This report is part of a long-running international survey coordinated by the Reuters Institute for the Study of Journalism, an international research centre in the comparative study of journalism based at Oxford University. This is the eighth edition of the report.
This year’s report contains positive signs for the Australian news industry. After years of stagnation, paying for news has increased and access to news remains steady. Print news consumption has risen for the first time in six years, and the use of regional and local newspapers is up as well. Trusted traditional and public service broadcasters remain the most popular sources of news and there continues to be a strong audience appreciation for journalistic values of impartiality and independence.
As Australians continue to grapple with the health and economic impacts of COVID-19, the concern about climate change has fallen, and consumers remain politically divided over how the news media should report on it. While audiences here are not as polarised as in other countries, many are cynical about news media organisations and believe they are putting their political and commercial interests ahead of the needs of society. This impacts on their trust in the news.
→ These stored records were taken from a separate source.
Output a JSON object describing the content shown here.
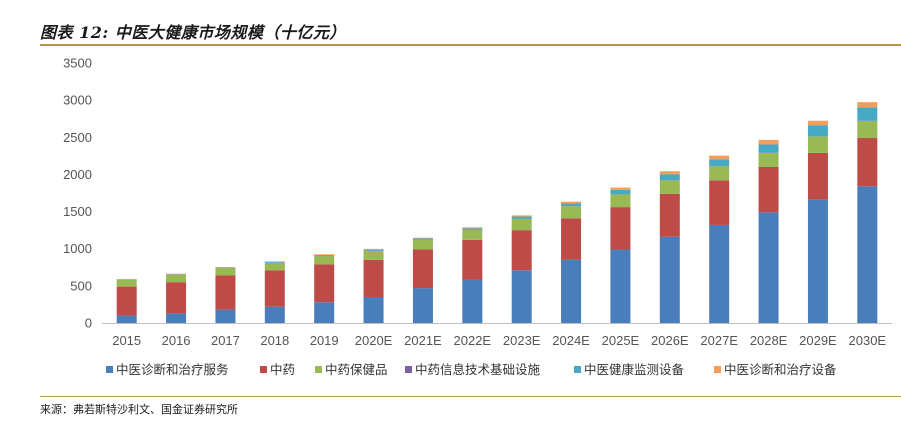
{
  "header": {
    "title": "图表 12: 中医大健康市场规模（十亿元）"
  },
  "footer": {
    "source": "来源：弗若斯特沙利文、国金证券研究所"
  },
  "colors": {
    "rule": "#b89356"
  },
  "chart_data": {
    "type": "bar",
    "stacked": true,
    "categories": [
      "2015",
      "2016",
      "2017",
      "2018",
      "2019",
      "2020E",
      "2021E",
      "2022E",
      "2023E",
      "2024E",
      "2025E",
      "2026E",
      "2027E",
      "2028E",
      "2029E",
      "2030E"
    ],
    "series": [
      {
        "name": "中医诊断和治疗服务",
        "color": "#4a7ebb",
        "values": [
          100,
          130,
          180,
          220,
          280,
          350,
          470,
          580,
          710,
          850,
          990,
          1160,
          1320,
          1490,
          1660,
          1840
        ]
      },
      {
        "name": "中药",
        "color": "#be4b48",
        "values": [
          390,
          420,
          460,
          490,
          510,
          500,
          520,
          540,
          540,
          560,
          570,
          580,
          600,
          610,
          630,
          650
        ]
      },
      {
        "name": "中药保健品",
        "color": "#98b954",
        "values": [
          90,
          100,
          100,
          100,
          110,
          120,
          130,
          130,
          150,
          160,
          170,
          180,
          190,
          190,
          220,
          230
        ]
      },
      {
        "name": "中药信息技术基础设施",
        "color": "#7d60a0",
        "values": [
          3,
          3,
          3,
          3,
          3,
          3,
          3,
          3,
          3,
          3,
          3,
          3,
          3,
          3,
          3,
          3
        ]
      },
      {
        "name": "中医健康监测设备",
        "color": "#46aac5",
        "values": [
          5,
          5,
          5,
          8,
          12,
          15,
          15,
          20,
          30,
          40,
          60,
          80,
          90,
          110,
          150,
          180
        ]
      },
      {
        "name": "中医诊断和治疗设备",
        "color": "#f59d56",
        "values": [
          5,
          5,
          5,
          8,
          10,
          10,
          10,
          15,
          15,
          20,
          30,
          40,
          50,
          60,
          60,
          70
        ]
      }
    ],
    "ylim": [
      0,
      3500
    ],
    "yticks": [
      0,
      500,
      1000,
      1500,
      2000,
      2500,
      3000,
      3500
    ],
    "grid": false,
    "legend": "bottom"
  }
}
The number of Australians avoiding news is growing, many of them because of news fatigue.
This year’s findings highlight the importance and popularity of local news to Australian consumers. The survey also reveals that Australian news consumers are motivated by curiosity and a sense of duty to stay informed, rather than seeing news as fun. We are also becoming more cautious about getting news from social media platforms, which bucks the global trend of people increasingly relying on social media for news. This is partly driven by Australians’ heightened concerns about and experiences of online misinformation, particularly about COVID-19.